A decade later when she had moved to the Times of India, she was commissioned by the Population Council to co-author the document on the country's new Reproductive health policy. Combining her extensive and insightful understanding with her communication skills she demystified the policy, making it accessible to its governmental, quasi-official and NGO 'customers'.

As a professional, she brings to the table an ability to see the big picture, connect the dots, and drill down to the details. She can distill the essence from a vast pool of data, extract the facts from the hype. She also knows how to tell a story with both style and substance.

== Career as an author ==
Dare to Dream, a best-selling biography of the legendary hotelier MS Oberoi; Mumbai Masti, a richly illustrated book, in collaboration with designer Krsna Mehta, capturing the city's quirky soul; The Cake That Walked, on Flurys, Calcutta's iconic tea-room on the legendary Park Street, plus Erratica and Your Flip Is Showing, collections of her columns and other articles. She has written the corporate biographies of the Times of India Group and of Larsen & Toubro, India's global engineering giant. She has contributed insightful essays to books documenting India's social transformation. She has scripted a documentary on AIDS for the acclaimed film-maker, Shyam Benegal. The Rummy Game, her adaptation of D L Coburn's Pulitzer prize-winning play, The Gin Game was a critical and commercial success and traveled to Europe and the US as a fund-raiser for local charities. She also wrote In Hot Blood: The Nanavati Case that shook India that was released on May 15, 2017.

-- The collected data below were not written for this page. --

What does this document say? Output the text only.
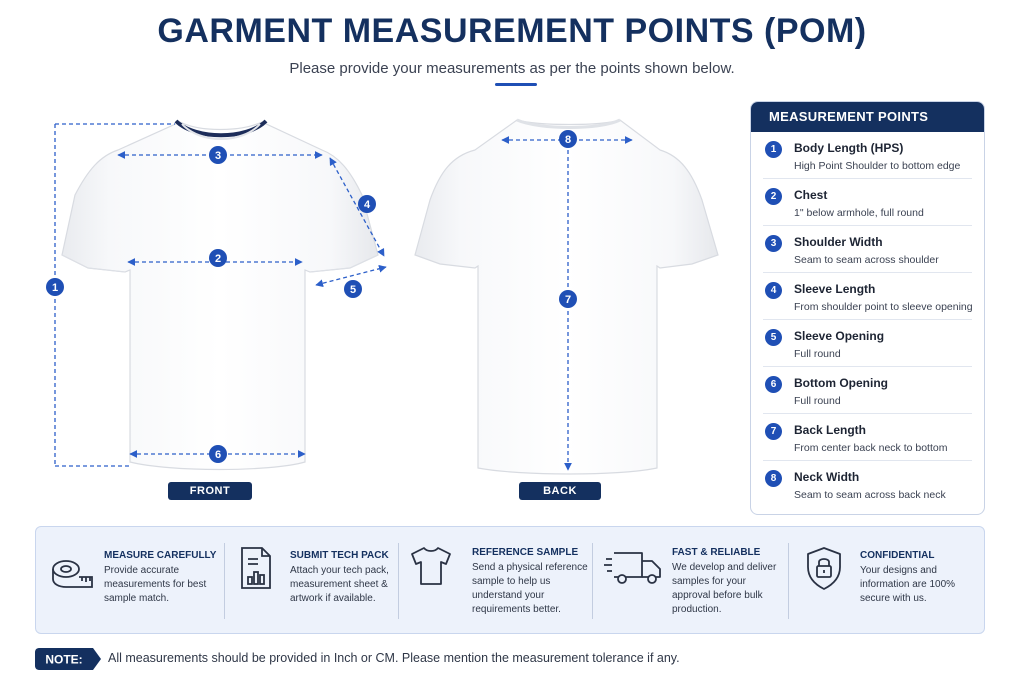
GARMENT MEASUREMENT POINTS (POM)
Please provide your measurements as per the points shown below.
1
3
2
4
5
6
8
7
FRONT	BACK
MEASUREMENT POINTS
1	Body Length (HPS)
High Point Shoulder to bottom edge
2	Chest
1" below armhole, full round
3	Shoulder Width
Seam to seam across shoulder
4	Sleeve Length
From shoulder point to sleeve opening
5	Sleeve Opening
Full round
6	Bottom Opening
Full round
7	Back Length
From center back neck to bottom
8	Neck Width
Seam to seam across back neck
MEASURE CAREFULLY
Provide accurate
measurements for best
sample match.
SUBMIT TECH PACK
Attach your tech pack,
measurement sheet &
artwork if available.
REFERENCE SAMPLE
Send a physical reference
sample to help us
understand your
requirements better.
FAST & RELIABLE
We develop and deliver
samples for your
approval before bulk
production.
CONFIDENTIAL
Your designs and
information are 100%
secure with us.
NOTE: All measurements should be provided in Inch or CM. Please mention the measurement tolerance if any.
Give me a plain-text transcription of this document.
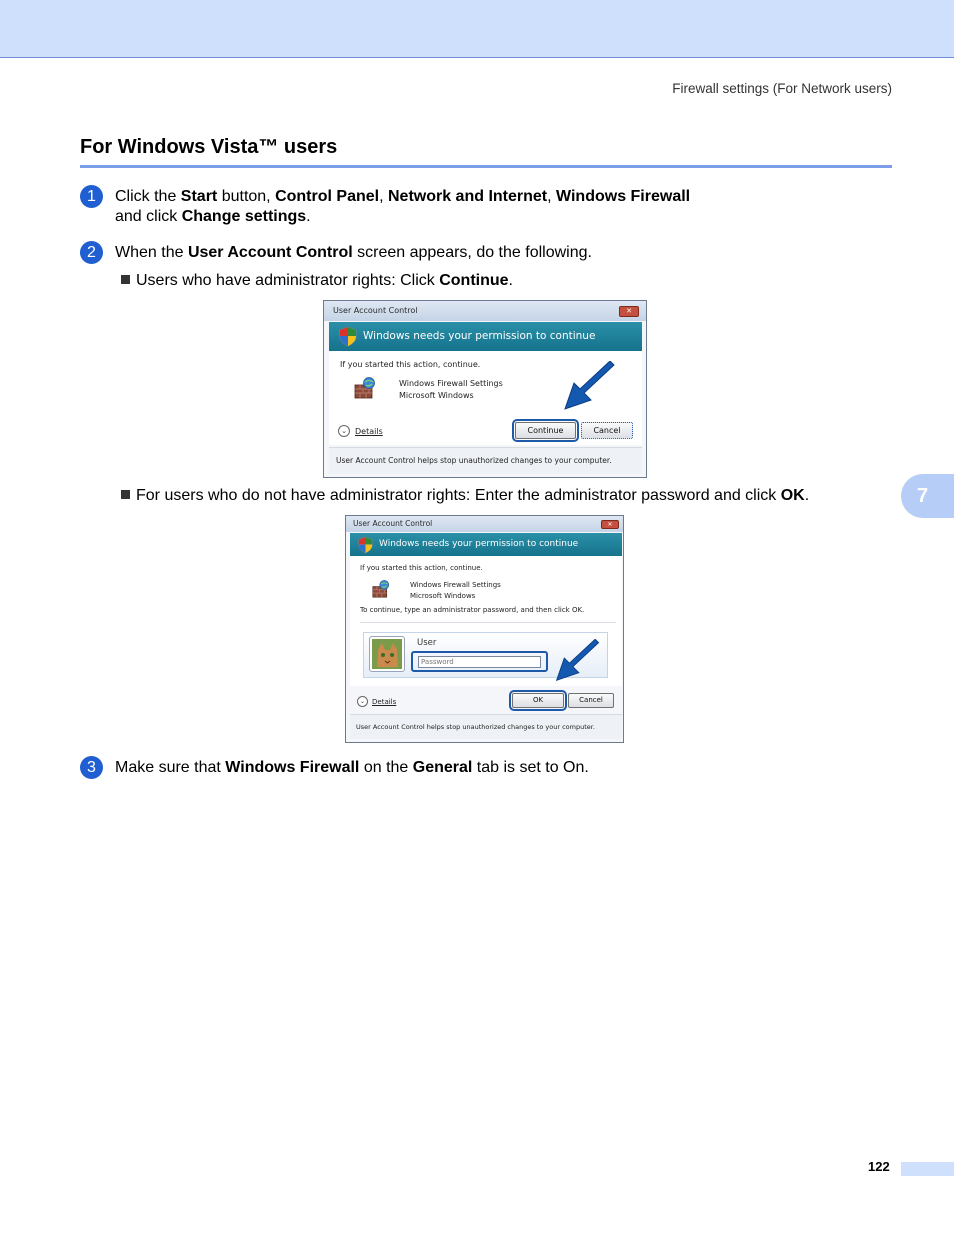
Firewall settings (For Network users)
For Windows Vista™ users
1	Click the Start button, Control Panel, Network and Internet, Windows Firewall
and click Change settings.
2	When the User Account Control screen appears, do the following.
Users who have administrator rights: Click Continue.
User Account Control	✕
Windows needs your permission to continue
If you started this action, continue.
Windows Firewall Settings
Microsoft Windows
⌄	Details	Continue	Cancel
User Account Control helps stop unauthorized changes to your computer.
For users who do not have administrator rights: Enter the administrator password and click OK.	7
User Account Control	✕
Windows needs your permission to continue
If you started this action, continue.
Windows Firewall Settings
Microsoft Windows
To continue, type an administrator password, and then click OK.
User
Password
⌄ Details	OK	Cancel
User Account Control helps stop unauthorized changes to your computer.
3	Make sure that Windows Firewall on the General tab is set to On.
122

== Career as a media trainer ==
She has carried her passion for cities into her new avatar as a media trainer. It began with the World Editors Forums Master Classes for Editors in Emerging Economies in Hanoi and Cairo. This led to her being invited by Egypt's USAID-funded Media Development Project to help set up the Alexandria edition of the Al Youm group, and a couple of years later, in 2008, to conduct a refresher program for them, as well as widen the horizons and upgrade the skills of other local papers. She is now a designated media trainer for the Times Group, and lends her expertise to other media houses and J schools. She was one of the two people who developed the curriculum of the Times Media Training Centre, Mumbai, and she conducted the entire Reporting module.